After a year’s effort, the loading dock at the Santa Fe Depot has been completely restored and ready to be used for some future endeavor. In the spring of 2015, Fullerton Heritage launched, with the Fullerton City Council’s approval, a campaign to have the roof of the loading dock repaired; having not been maintained for at least 25 years, the roof of the loading dock was seriously damaged by dry rot and termites.  With a community-based approach where individuals, businesses, and organizations offered their labor and donations for the restoration, the following work was successfully undertaken:

  • Replacing deteriorated shoring

  • Removing old roofing materials

  • Removing four deteriorated beams and bracing and replacing them with new lumber and connections

  • Fabricating and installing steel column bases and angles to reinforce the roof columns

  • Installing a new roof and flashing for proper drainage and plywood sheets for seismic reinforcing

  • Replacing the deteriorated roof drain pan, the cause of water leaks

  • Painting the entire structure

  • Installing pigeon deterrents to keep the floor clean

The completion of the restoration was officially recognized by the City Council in early May, 2016.
Photos show a before and after condition of a couple of the features of the loading dock


Before-Loading Dock East End

Before: Loading dock, east end

After: Loading dock, east end

After: Loading dock, east end

Before: Loading dock roof

Before: Loading dock roof

After: Loading dock roof

After: Loading Dock Roof




Future of Beckman Administration Building is Pending

The former Beckman Administration Building at 4300 N. Harbor Boulevard remains boarded up, waiting for the new property owner of this 45-acre site to propose a plan to develop the nearly-cleared parcel.  Over the last couple of years all of the structures on this property, except the iconic headquarters building of Beckman Instruments, have been demolished.  The Administration Building has been “saved” from destruction, because it had been identified as a potential Local Landmark by the city of Fullerton, which prevents its razing until and unless there is a public hearing and a vote by the City Council to allow for its demolition.  It now appears that the new property owner has decided to retain the building with its planning for the future development of the site, but no actual plan of development has yet been submitted to the city for its review and approval, so the fate of the Beckman Administration Building is pending.

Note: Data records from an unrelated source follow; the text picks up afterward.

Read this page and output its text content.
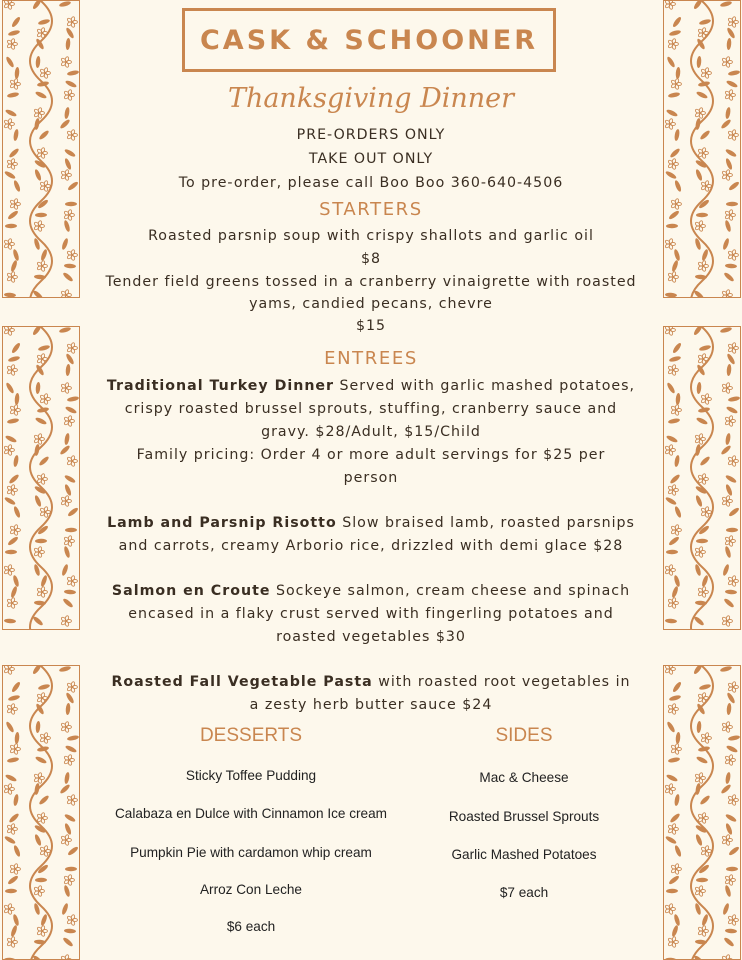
CASK & SCHOONER
Thanksgiving Dinner
PRE-ORDERS ONLY
TAKE OUT ONLY
To pre-order, please call Boo Boo 360-640-4506
STARTERS
Roasted parsnip soup with crispy shallots and garlic oil
$8
Tender field greens tossed in a cranberry vinaigrette with roasted
yams, candied pecans, chevre
$15
ENTREES
Traditional Turkey Dinner Served with garlic mashed potatoes,
crispy roasted brussel sprouts, stuffing, cranberry sauce and
gravy. $28/Adult, $15/Child
Family pricing: Order 4 or more adult servings for $25 per
person
Lamb and Parsnip Risotto Slow braised lamb, roasted parsnips
and carrots, creamy Arborio rice, drizzled with demi glace $28
Salmon en Croute Sockeye salmon, cream cheese and spinach
encased in a flaky crust served with fingerling potatoes and
roasted vegetables $30
Roasted Fall Vegetable Pasta with roasted root vegetables in
a zesty herb butter sauce $24
DESSERTS
Sticky Toffee Pudding
Calabaza en Dulce with Cinnamon Ice cream
Pumpkin Pie with cardamon whip cream
Arroz Con Leche
$6 each
SIDES
Mac & Cheese
Roasted Brussel Sprouts
Garlic Mashed Potatoes
$7 each
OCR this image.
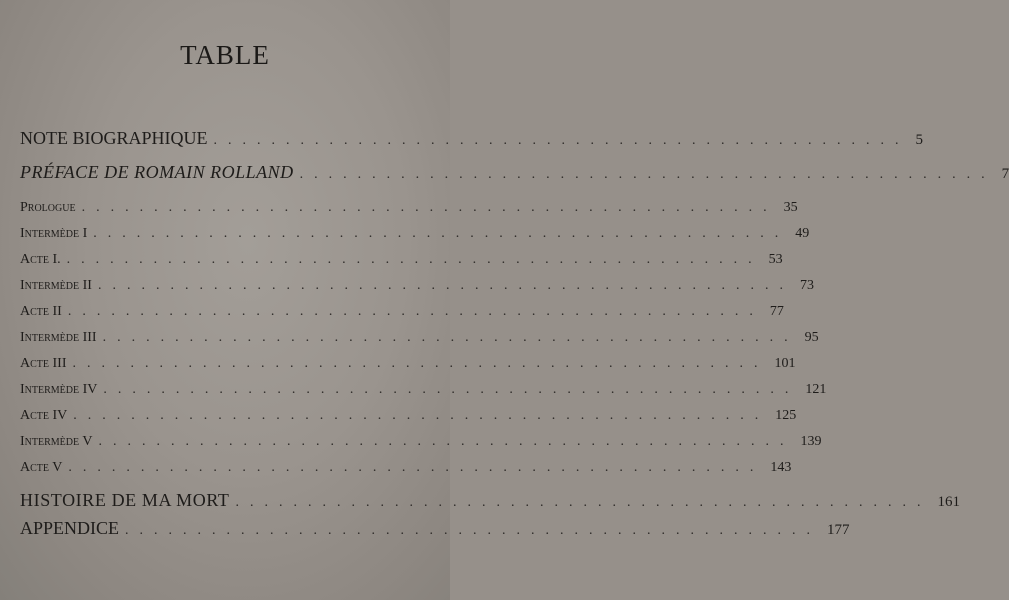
TABLE
NOTE BIOGRAPHIQUE ................................................ 5
PRÉFACE DE ROMAIN ROLLAND ................................................ 7
Prologue ................................................ 35
Intermède I ................................................ 49
Acte I. ................................................ 53
Intermède II ................................................ 73
Acte II ................................................ 77
Intermède III ................................................ 95
Acte III ................................................ 101
Intermède IV ................................................ 121
Acte IV ................................................ 125
Intermède V ................................................ 139
Acte V ................................................ 143
HISTOIRE DE MA MORT ................................................ 161
APPENDICE ................................................ 177
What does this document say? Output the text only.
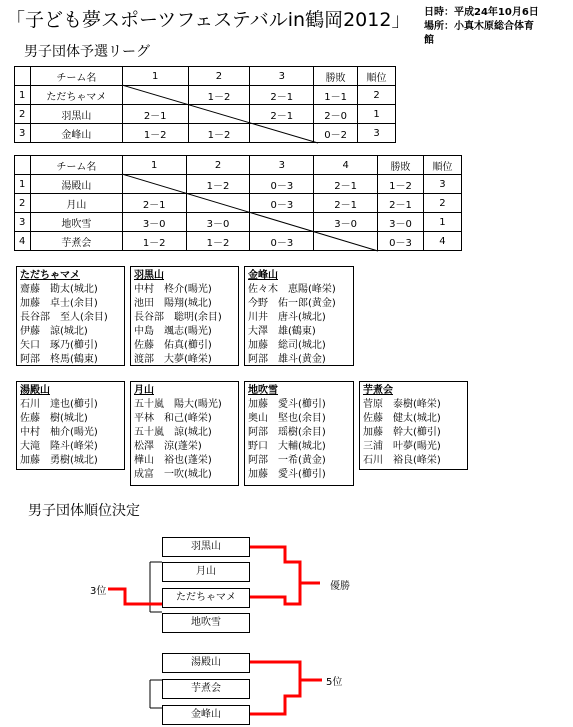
「子ども夢スポーツフェステバルin鶴岡2012」 日時：平成24年10月6日
場所：小真木原総合体育
館
男子団体予選リーグ
	チーム名	1	2	3	勝敗	順位
1	ただちゃマメ		1－2	2－1	1－1	2
2	羽黒山	2－1		2－1	2－0	1
3	金峰山	1－2	1－2		0－2	3
	チーム名	1	2	3	4	勝敗	順位
1	湯殿山		1－2	0－3	2－1	1－2	3
2	月山	2－1		0－3	2－1	2－1	2
3	地吹雪	3－0	3－0		3－0	3－0	1
4	芋煮会	1－2	1－2	0－3		0－3	4
ただちゃマメ
齋藤　勘太(城北)
加藤　卓士(余目)
長谷部　至人(余目)
伊藤　諒(城北)
矢口　琢乃(櫛引)
阿部　柊馬(鶴東)
羽黒山
中村　柊介(暘光)
池田　陽翔(城北)
長谷部　聡明(余目)
中島　颯志(暘光)
佐藤　佑真(櫛引)
渡部　大夢(峰栄)
金峰山
佐々木　恵陽(峰栄)
今野　佑一郎(黄金)
川井　唐斗(城北)
大澤　雄(鶴東)
加藤　総司(城北)
阿部　雄斗(黄金)
湯殿山
石川　達也(櫛引)
佐藤　樹(城北)
中村　柚介(暘光)
大滝　隆斗(峰栄)
加藤　勇樹(城北)
月山
五十嵐　陽大(暘光)
平林　和己(峰栄)
五十嵐　諒(城北)
松澤　涼(蓬栄)
樺山　裕也(蓬栄)
成富　一吹(城北)
地吹雪
加藤　愛斗(櫛引)
奥山　堅也(余目)
阿部　瑶樹(余目)
野口　大輔(城北)
阿部　一希(黄金)
加藤　愛斗(櫛引)
芋煮会
菅原　泰樹(峰栄)
佐藤　健太(城北)
加藤　幹大(櫛引)
三浦　叶夢(暘光)
石川　裕良(峰栄)
男子団体順位決定
羽黒山
月山
ただちゃマメ
地吹雪
湯殿山
芋煮会
金峰山
優勝
3位
5位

In the meantime, Fullerton Heritage has submitted an application to have the Beckman Administration Building listed on the National Register of Historic Places.  The application is scheduled to be considered by the California State Historical Resources Commission in October, with that Commission’s recommendation sent to officials in Washington D.C. for a final determination.  If the building is ultimately listed on the National Register, it will allow the owner to take advantage of federal historic tax credits on those expenditures that are needed to rehabilitate the building for a future use – a substantial benefit.

Fullerton Heritage is also encouraging the new owner to give consent to having the building officially designated as a Local Landmark.  The building is a fine example of Mid-Century Modern architecture built in 1954, associated with a notable individual and a key business which greatly assisted in the successful development of the city after World War II.